LogisticRegression(C=100000.0, class_weight=None, dual=False,
          fit_intercept=True, intercept_scaling=1, penalty='l2',
          random_state=None, tol=0.0001)
{'C': 100000.0, 'intercept_scaling': 1, 'fit_intercept': True, 'penalty': 'l2', 'random_state': None, 'dual': False, 'tol': 0.0001, 'class_weight': None}
Prediction sample 1
error sum is: 328
average_error is: 0.179234972678


### Predicting sentiment

These scores can be used to make class predictions as follows:

$$
\hat{y} = 
\left\{
\begin{array}{ll}
      +1 & \mathbf{w}^T h(\mathbf{x}_i) > 0 \\
      -1 & \mathbf{w}^T h(\mathbf{x}_i) \leq 0 \\
\end{array} 
\right.
$$

Using scores, write code to calculate $\hat{y}$, the class predictions:

# Find the most positive (and negative) review

We now turn to examining the full test dataset, **test_data**, and use GraphLab Create to form predictions on all of the test data points for faster performance.

Using the `sentiment_model`, find the 20 reviews in the entire **test_data** with the **highest probability** of being classified as a **positive review**. We refer to these as the "most positive reviews."
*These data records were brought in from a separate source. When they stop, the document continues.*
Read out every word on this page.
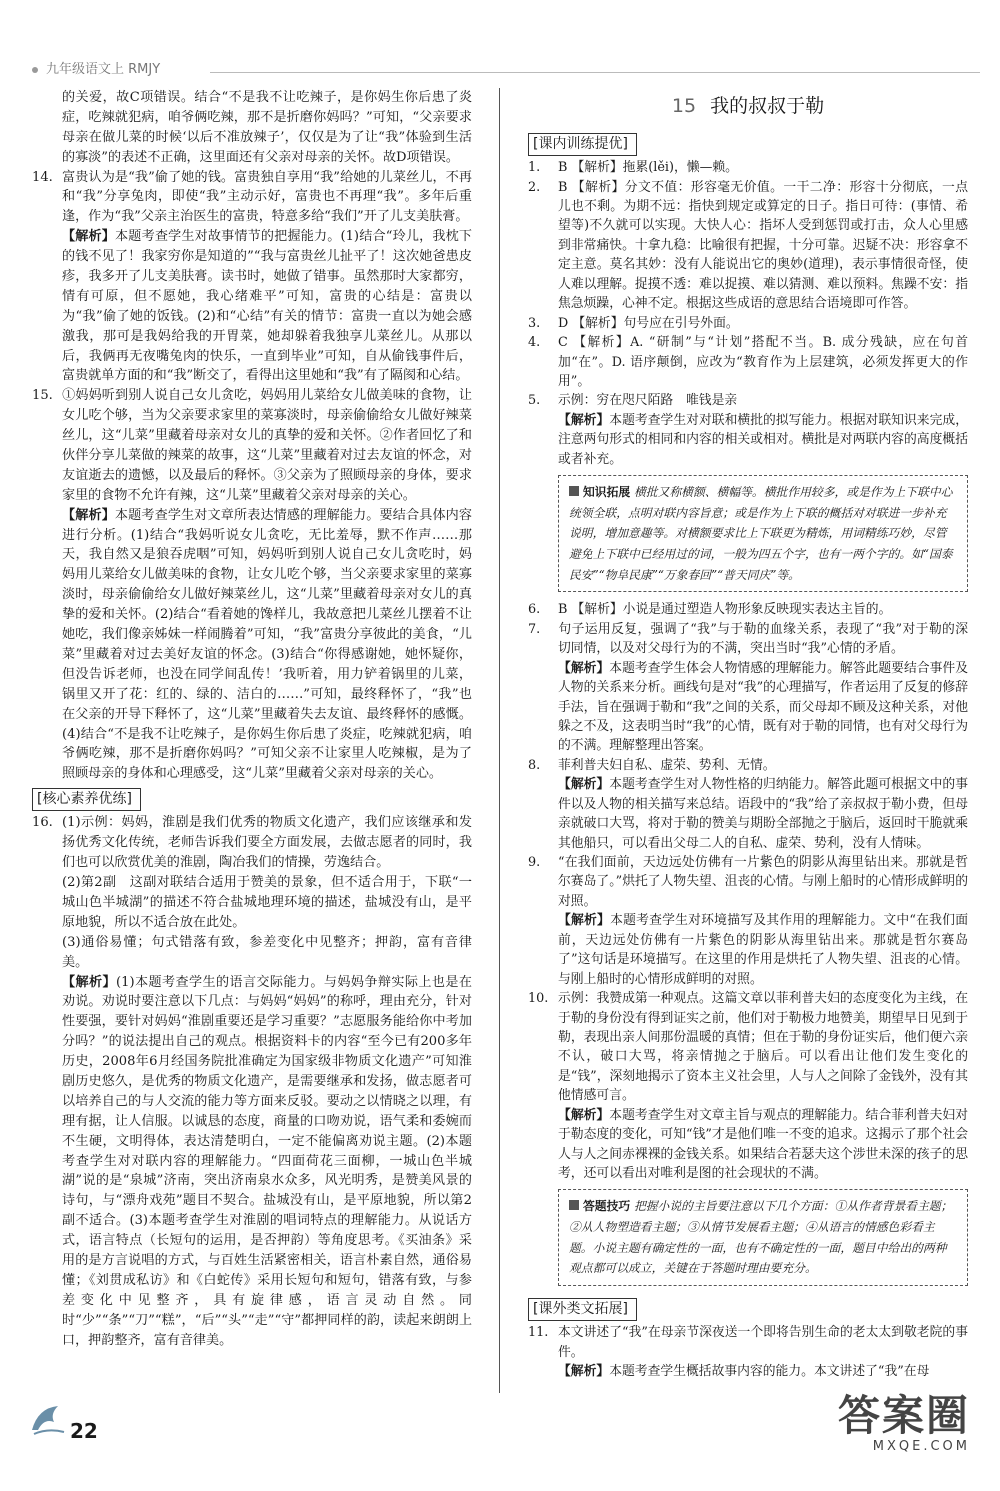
九年级语文上 RMJY

的关爱，故C项错误。结合“不是我不让吃辣子，是你妈生你后患了炎症，吃辣就犯病，咱爷俩吃辣，那不是折磨你妈吗？”可知，“父亲要求母亲在做儿菜的时候‘以后不准放辣子’，仅仅是为了让“我”体验到生活的寡淡”的表述不正确，这里面还有父亲对母亲的关怀。故D项错误。

14. 富贵认为是“我”偷了她的钱。富贵独自享用“我”给她的儿菜丝儿，不再和“我”分享兔肉，即使“我”主动示好，富贵也不再理“我”。多年后重逢，作为“我”父亲主治医生的富贵，特意多给“我们”开了儿支美肤膏。

【解析】本题考查学生对故事情节的把握能力。(1)结合“玲儿，我枕下的钱不见了！我家穷你是知道的”“我与富贵丝儿扯平了！这次她爸患皮疹，我多开了儿支美肤膏。读书时，她做了错事。虽然那时大家都穷，情有可原，但不愿她，我心绪难平”可知，富贵的心结是：富贵以为“我”偷了她的饭钱。(2)和“心结”有关的情节：富贵一直以为她会感激我，那可是我妈给我的开胃菜，她却躲着我独享儿菜丝儿。从那以后，我俩再无夜嘴兔肉的快乐，一直到毕业”可知，自从偷钱事件后，富贵就单方面的和“我”断交了，看得出这里她和“我”有了隔阂和心结。

15. ①妈妈听到别人说自己女儿贪吃，妈妈用儿菜给女儿做美味的食物，让女儿吃个够，当为父亲要求家里的菜寡淡时，母亲偷偷给女儿做好辣菜丝儿，这“儿菜”里藏着母亲对女儿的真挚的爱和关怀。②作者回忆了和伙伴分享儿菜做的辣菜的故事，这“儿菜”里藏着对过去友谊的怀念，对友谊逝去的遗憾，以及最后的释怀。③父亲为了照顾母亲的身体，要求家里的食物不允许有辣，这“儿菜”里藏着父亲对母亲的关心。

【解析】本题考查学生对文章所表达情感的理解能力。要结合具体内容进行分析。(1)结合“我妈听说女儿贪吃，无比羞辱，默不作声……那天，我自然又是狼吞虎咽”可知，妈妈听到别人说自己女儿贪吃时，妈妈用儿菜给女儿做美味的食物，让女儿吃个够，当父亲要求家里的菜寡淡时，母亲偷偷给女儿做好辣菜丝儿，这“儿菜”里藏着母亲对女儿的真挚的爱和关怀。(2)结合“看着她的馋样儿，我故意把儿菜丝儿摆着不让她吃，我们像亲姊妹一样闹腾着”可知，“我”富贵分享彼此的美食，“儿菜”里藏着对过去美好友谊的怀念。(3)结合“你得感谢她，她怀疑你，但没告诉老师，也没在同学间乱传！’我听着，用力铲着锅里的儿菜，锅里又开了花：红的、绿的、洁白的……”可知，最终释怀了，“我”也在父亲的开导下释怀了，这“儿菜”里藏着失去友谊、最终释怀的感慨。(4)结合“不是我不让吃辣子，是你妈生你后患了炎症，吃辣就犯病，咱爷俩吃辣，那不是折磨你妈吗？”可知父亲不让家里人吃辣椒，是为了照顾母亲的身体和心理感受，这“儿菜”里藏着父亲对母亲的关心。

[ 核心素养优练 ]

16. (1)示例：妈妈，淮剧是我们优秀的物质文化遗产，我们应该继承和发扬优秀文化传统，老师告诉我们要全方面发展，去做志愿者的同时，我们也可以欣赏优美的淮剧，陶冶我们的情操，劳逸结合。

(2)第2副　这副对联结合适用于赞美的景象，但不适合用于，下联“一城山色半城湖”的描述不符合盐城地理环境的描述，盐城没有山，是平原地貌，所以不适合放在此处。

(3)通俗易懂；句式错落有致，参差变化中见整齐；押韵，富有音律美。

【解析】(1)本题考查学生的语言交际能力。与妈妈争辩实际上也是在劝说。劝说时要注意以下几点：与妈妈“妈妈”的称呼，理由充分，针对性要强，要针对妈妈“淮剧重要还是学习重要？”志愿服务能给你中考加分吗？”的说法提出自己的观点。根据资料卡的内容“至今已有200多年历史，2008年6月经国务院批准确定为国家级非物质文化遗产”可知淮剧历史悠久，是优秀的物质文化遗产，是需要继承和发扬，做志愿者可以培养自己的与人交流的能力等方面来反驳。要动之以情晓之以理，有理有据，让人信服。以诚恳的态度，商量的口吻劝说，语气柔和委婉而不生硬，文明得体，表达清楚明白，一定不能偏离劝说主题。(2)本题考查学生对对联内容的理解能力。“四面荷花三面柳，一城山色半城湖”说的是“泉城”济南，突出济南泉水众多，风光明秀，是赞美风景的诗句，与“漂舟戏苑”题目不契合。盐城没有山，是平原地貌，所以第2副不适合。(3)本题考查学生对淮剧的唱词特点的理解能力。从说话方式，语言特点（长短句的运用，是否押韵）等角度思考。《买油条》采用的是方言说唱的方式，与百姓生活紧密相关，语言朴素自然，通俗易懂；《刘贯成私访》和《白蛇传》采用长短句和短句，错落有致，与参差变化中见整齐，具有旋律感，语言灵动自然。同时“少”“条”“刀”“糕”，“后”“头”“走”“守”都押同样的韵，读起来朗朗上口，押韵整齐，富有音律美。

15 我的叔叔于勒
[ 课内训练提优 ]

1. B 【解析】拖累(lěi)，懒—赖。

2. B 【解析】分文不值：形容毫无价值。一干二净：形容十分彻底，一点儿也不剩。为期不远：指快到规定或算定的日子。指日可待：(事情、希望等)不久就可以实现。大快人心：指坏人受到惩罚或打击，众人心里感到非常痛快。十拿九稳：比喻很有把握，十分可靠。迟疑不决：形容拿不定主意。莫名其妙：没有人能说出它的奥妙(道理)，表示事情很奇怪，使人难以理解。捉摸不透：难以捉摸、难以猜测、难以预料。焦躁不安：指焦急烦躁，心神不定。根据这些成语的意思结合语境即可作答。

3. D 【解析】句号应在引号外面。

4. C 【解析】A. “研制”与“计划”搭配不当。B. 成分残缺，应在句首加“在”。D. 语序颠倒，应改为“教育作为上层建筑，必须发挥更大的作用”。

5. 示例：穷在咫尺陌路　唯钱是亲

【解析】本题考查学生对对联和横批的拟写能力。根据对联知识来完成，注意两句形式的相同和内容的相关或相对。横批是对两联内容的高度概括或者补充。

知识拓展 横批又称横额、横幅等。横批作用较多，或是作为上下联中心统领全联，点明对联内容旨意；或是作为上下联的概括对对联进一步补充说明，增加意趣等。对横额要求比上下联更为精炼，用词精练巧妙，尽管避免上下联中已经用过的词，一般为四五个字，也有一两个字的。如“国泰民安”“物阜民康”“万象春回”“普天同庆”等。

6. B 【解析】小说是通过塑造人物形象反映现实表达主旨的。

7. 句子运用反复，强调了“我”与于勒的血缘关系，表现了“我”对于勒的深切同情，以及对父母行为的不满，突出当时“我”心情的矛盾。

【解析】本题考查学生体会人物情感的理解能力。解答此题要结合事件及人物的关系来分析。画线句是对“我”的心理描写，作者运用了反复的修辞手法，旨在强调于勒和“我”之间的关系，而父母却不顾及这种关系，对他躲之不及，这表明当时“我”的心情，既有对于勒的同情，也有对父母行为的不满。理解整理出答案。

8. 菲利普夫妇自私、虚荣、势利、无情。

【解析】本题考查学生对人物性格的归纳能力。解答此题可根据文中的事件以及人物的相关描写来总结。语段中的“我”给了亲叔叔于勒小费，但母亲就破口大骂，将对于勒的赞美与期盼全部抛之于脑后，返回时干脆就乘其他船只，可以看出父母二人的自私、虚荣、势利，没有人情味。

9. “在我们面前，天边远处仿佛有一片紫色的阴影从海里钻出来。那就是哲尔赛岛了。”烘托了人物失望、沮丧的心情。与刚上船时的心情形成鲜明的对照。

【解析】本题考查学生对环境描写及其作用的理解能力。文中“在我们面前，天边远处仿佛有一片紫色的阴影从海里钻出来。那就是哲尔赛岛了”这句话是环境描写。在这里的作用是烘托了人物失望、沮丧的心情。与刚上船时的心情形成鲜明的对照。

10. 示例：我赞成第一种观点。这篇文章以菲利普夫妇的态度变化为主线，在于勒的身份没有得到证实之前，他们对于勒极力地赞美，期望早日见到于勒，表现出亲人间那份温暖的真情；但在于勒的身份证实后，他们便六亲不认，破口大骂，将亲情抛之于脑后。可以看出让他们发生变化的是“钱”，深刻地揭示了资本主义社会里，人与人之间除了金钱外，没有其他情感可言。

【解析】本题考查学生对文章主旨与观点的理解能力。结合菲利普夫妇对于勒态度的变化，可知“钱”才是他们唯一不变的追求。这揭示了那个社会人与人之间赤裸裸的金钱关系。如果结合若瑟夫这个涉世未深的孩子的思考，还可以看出对唯利是图的社会现状的不满。

答题技巧 把握小说的主旨要注意以下几个方面：①从作者背景看主题；②从人物塑造看主题；③从情节发展看主题；④从语言的情感色彩看主题。小说主题有确定性的一面，也有不确定性的一面，题目中给出的两种观点都可以成立，关键在于答题时理由要充分。
[ 课外类文拓展 ]

11. 本文讲述了“我”在母亲节深夜送一个即将告别生命的老太太到敬老院的事件。

【解析】本题考查学生概括故事内容的能力。本文讲述了“我”在母

22	答案圈
MXQE.COM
To calculate these top-20 reviews, use the following steps:
1.  Make probability predictions on **test_data** using the `sentiment_model`. (**Hint:** When you call `.predict` to make predictions on the test data, use option `output_type='probability'` to output the probability rather than just the most likely class.)
2.  Sort the data according to those predictions and pick the top 20. (**Hint:** You can use the `.topk` method on an SFrame to find the top k rows sorted according to the value of a specified column.)

## Compute accuracy of the classifier

We will now evaluate the accuracy of the trained classifer. Recall that the accuracy is given by


$$
\mbox{accuracy} = \frac{\mbox{# correctly classified examples}}{\mbox{# total examples}}
$$

This can be computed as follows:

* **Step 1:** Use the trained model to compute class predictions (**Hint:** Use the `predict` method)
* **Step 2:** Count the number of data points when the predicted class labels match the ground truth labels (called `true_labels` below).
* **Step 3:** Divide the total number of correct predictions by the total number of data points in the dataset.

Complete the function below to compute the classification accuracy:

In [None]:
def get_classification_accuracy(model, data, true_labels):
    # First get the predictions
    ## YOUR CODE HERE
    ...
    
    # Compute the number of correctly classified examples
    ## YOUR CODE HERE
    ...

    # Then compute accuracy by dividing num_correct by total number of examples
    ## YOUR CODE HERE
    ...
    
    return accuracy

Now, let's compute the classification accuracy of the sentiment_model on the test_data.

In [None]:
get_classification_accuracy(sentiment_model, test_data, test_data['sentiment'])

Quiz Question: What is the accuracy of the sentiment_model on the test_data? Round your answer to 2 decimal places (e.g. 0.76).
Quiz Question: Does a higher accuracy value on the training_data always imply that the classifier is better?